Considerando el número total jueces en funciones: 1.203, Baptista calificó esta cifra como “altamente significativa” desde el punto de vista del control institucional, al destacar que el inicio de los procesos disciplinarios son resultado de un seguimiento constante al desempeño judicial y a la ética de los servidores públicos.
El presidente del Consejo aclaró que no todos los casos implican sanciones inmediatas, pero sí están bajo evaluación permanente. “Estos jueces están siendo observados por su labor y su conducta”, puntualizó.

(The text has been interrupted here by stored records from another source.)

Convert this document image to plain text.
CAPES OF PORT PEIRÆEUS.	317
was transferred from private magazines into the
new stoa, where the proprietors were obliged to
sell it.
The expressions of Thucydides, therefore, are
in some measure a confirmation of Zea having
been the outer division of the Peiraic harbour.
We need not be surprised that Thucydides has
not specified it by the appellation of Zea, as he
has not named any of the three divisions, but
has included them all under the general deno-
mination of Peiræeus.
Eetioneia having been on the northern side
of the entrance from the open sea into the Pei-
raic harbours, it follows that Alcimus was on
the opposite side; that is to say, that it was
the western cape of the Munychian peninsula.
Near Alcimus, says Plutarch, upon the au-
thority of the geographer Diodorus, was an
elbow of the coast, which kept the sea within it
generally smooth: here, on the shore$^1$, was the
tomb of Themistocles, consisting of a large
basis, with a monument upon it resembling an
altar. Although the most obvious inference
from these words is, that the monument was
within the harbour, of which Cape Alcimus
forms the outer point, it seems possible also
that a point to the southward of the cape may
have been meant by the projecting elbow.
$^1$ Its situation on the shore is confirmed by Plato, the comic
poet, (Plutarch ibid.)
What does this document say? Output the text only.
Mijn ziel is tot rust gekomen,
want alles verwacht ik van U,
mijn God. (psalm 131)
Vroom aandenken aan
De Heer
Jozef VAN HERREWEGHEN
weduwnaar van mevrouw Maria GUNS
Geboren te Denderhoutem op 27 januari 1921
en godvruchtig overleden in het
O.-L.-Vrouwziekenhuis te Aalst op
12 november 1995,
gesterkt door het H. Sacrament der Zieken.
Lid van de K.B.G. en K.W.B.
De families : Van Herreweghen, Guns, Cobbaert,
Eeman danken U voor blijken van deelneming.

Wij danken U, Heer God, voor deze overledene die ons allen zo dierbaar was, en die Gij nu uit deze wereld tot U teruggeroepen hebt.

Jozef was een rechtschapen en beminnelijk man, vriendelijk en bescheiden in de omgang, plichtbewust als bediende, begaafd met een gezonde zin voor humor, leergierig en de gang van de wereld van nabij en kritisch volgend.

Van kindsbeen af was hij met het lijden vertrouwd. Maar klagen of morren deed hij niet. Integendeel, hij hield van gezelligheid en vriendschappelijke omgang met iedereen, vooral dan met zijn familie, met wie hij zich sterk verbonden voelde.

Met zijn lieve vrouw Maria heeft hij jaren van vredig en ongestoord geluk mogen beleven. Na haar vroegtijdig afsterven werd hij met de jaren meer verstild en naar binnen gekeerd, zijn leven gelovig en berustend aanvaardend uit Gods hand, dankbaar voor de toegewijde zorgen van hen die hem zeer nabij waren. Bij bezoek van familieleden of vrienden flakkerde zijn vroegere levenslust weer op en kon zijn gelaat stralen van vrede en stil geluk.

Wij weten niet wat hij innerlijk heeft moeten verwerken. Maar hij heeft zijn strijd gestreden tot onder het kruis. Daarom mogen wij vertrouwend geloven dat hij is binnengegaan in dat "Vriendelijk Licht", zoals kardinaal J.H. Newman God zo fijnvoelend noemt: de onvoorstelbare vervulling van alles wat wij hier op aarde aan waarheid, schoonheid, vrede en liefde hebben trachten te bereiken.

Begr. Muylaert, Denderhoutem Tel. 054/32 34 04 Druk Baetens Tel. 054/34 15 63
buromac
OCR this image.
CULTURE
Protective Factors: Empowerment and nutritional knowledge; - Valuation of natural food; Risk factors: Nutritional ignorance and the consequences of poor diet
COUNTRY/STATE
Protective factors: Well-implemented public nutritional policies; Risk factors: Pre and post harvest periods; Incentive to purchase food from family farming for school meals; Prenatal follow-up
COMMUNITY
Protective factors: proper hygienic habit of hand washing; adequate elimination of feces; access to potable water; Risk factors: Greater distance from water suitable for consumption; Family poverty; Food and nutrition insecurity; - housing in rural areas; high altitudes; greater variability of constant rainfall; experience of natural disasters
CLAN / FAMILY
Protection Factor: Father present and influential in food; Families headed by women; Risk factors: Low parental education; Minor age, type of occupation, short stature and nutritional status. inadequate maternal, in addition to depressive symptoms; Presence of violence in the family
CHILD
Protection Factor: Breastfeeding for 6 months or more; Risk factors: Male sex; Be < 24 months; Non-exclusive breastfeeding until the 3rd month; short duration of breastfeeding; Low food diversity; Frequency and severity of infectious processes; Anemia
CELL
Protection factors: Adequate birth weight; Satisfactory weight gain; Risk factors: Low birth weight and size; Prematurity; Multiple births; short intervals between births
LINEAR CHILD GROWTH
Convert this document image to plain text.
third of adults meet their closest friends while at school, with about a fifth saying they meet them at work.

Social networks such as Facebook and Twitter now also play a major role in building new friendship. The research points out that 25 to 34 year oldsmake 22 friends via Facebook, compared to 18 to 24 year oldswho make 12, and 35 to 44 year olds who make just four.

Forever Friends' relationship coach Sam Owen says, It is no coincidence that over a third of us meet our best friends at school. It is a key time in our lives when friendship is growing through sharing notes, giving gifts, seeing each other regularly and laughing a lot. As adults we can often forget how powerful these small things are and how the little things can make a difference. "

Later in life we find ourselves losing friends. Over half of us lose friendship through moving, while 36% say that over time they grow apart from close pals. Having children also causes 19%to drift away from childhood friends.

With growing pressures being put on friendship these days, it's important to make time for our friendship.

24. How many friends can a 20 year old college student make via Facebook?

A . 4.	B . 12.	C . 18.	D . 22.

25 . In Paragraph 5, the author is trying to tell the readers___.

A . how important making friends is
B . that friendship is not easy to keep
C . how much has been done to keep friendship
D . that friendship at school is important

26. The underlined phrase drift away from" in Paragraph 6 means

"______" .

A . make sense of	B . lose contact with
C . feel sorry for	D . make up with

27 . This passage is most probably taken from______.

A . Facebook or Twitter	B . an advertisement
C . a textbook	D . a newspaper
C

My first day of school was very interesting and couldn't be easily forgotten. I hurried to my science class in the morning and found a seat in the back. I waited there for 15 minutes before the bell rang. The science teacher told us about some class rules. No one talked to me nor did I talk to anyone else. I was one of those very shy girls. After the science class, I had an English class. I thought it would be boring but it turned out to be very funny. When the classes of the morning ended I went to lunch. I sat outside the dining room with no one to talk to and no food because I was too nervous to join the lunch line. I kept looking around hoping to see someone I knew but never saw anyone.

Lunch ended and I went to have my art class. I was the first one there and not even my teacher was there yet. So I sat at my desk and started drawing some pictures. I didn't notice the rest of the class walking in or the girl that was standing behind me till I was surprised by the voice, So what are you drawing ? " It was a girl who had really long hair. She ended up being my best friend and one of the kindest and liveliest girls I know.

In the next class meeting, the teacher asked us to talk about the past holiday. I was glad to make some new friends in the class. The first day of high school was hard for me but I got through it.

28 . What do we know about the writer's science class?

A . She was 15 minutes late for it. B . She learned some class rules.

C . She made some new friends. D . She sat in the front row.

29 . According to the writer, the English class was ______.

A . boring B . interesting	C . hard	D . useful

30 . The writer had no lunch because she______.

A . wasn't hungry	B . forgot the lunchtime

Entre los casos más graves, se identificaron 41 jueces que enfrentan procesos por faltas gravísimas, vinculadas principalmente a decisiones fuera del ámbito de su competencia y otras infracciones al marco legal vigente. De comprobarse estas irregularidades, podrían derivar en destituciones inmediatas.
Nueve destituidos en seis meses
Según el informe oficial, hasta el momento: nueve jueces fueron destituidos, 41 enfrentan procesos por faltas gravísimas, 105 fueron sancionados por faltas graves y 21 recibieron sanciones por faltas leves.
Baptista recordó que, de acuerdo con la normativa, la acumulación de tres faltas graves puede ser considerada como una falta gravísima, por lo que enfatizó la necesidad de mantener una supervisión constante sobre la conducta de los operadores de justicia.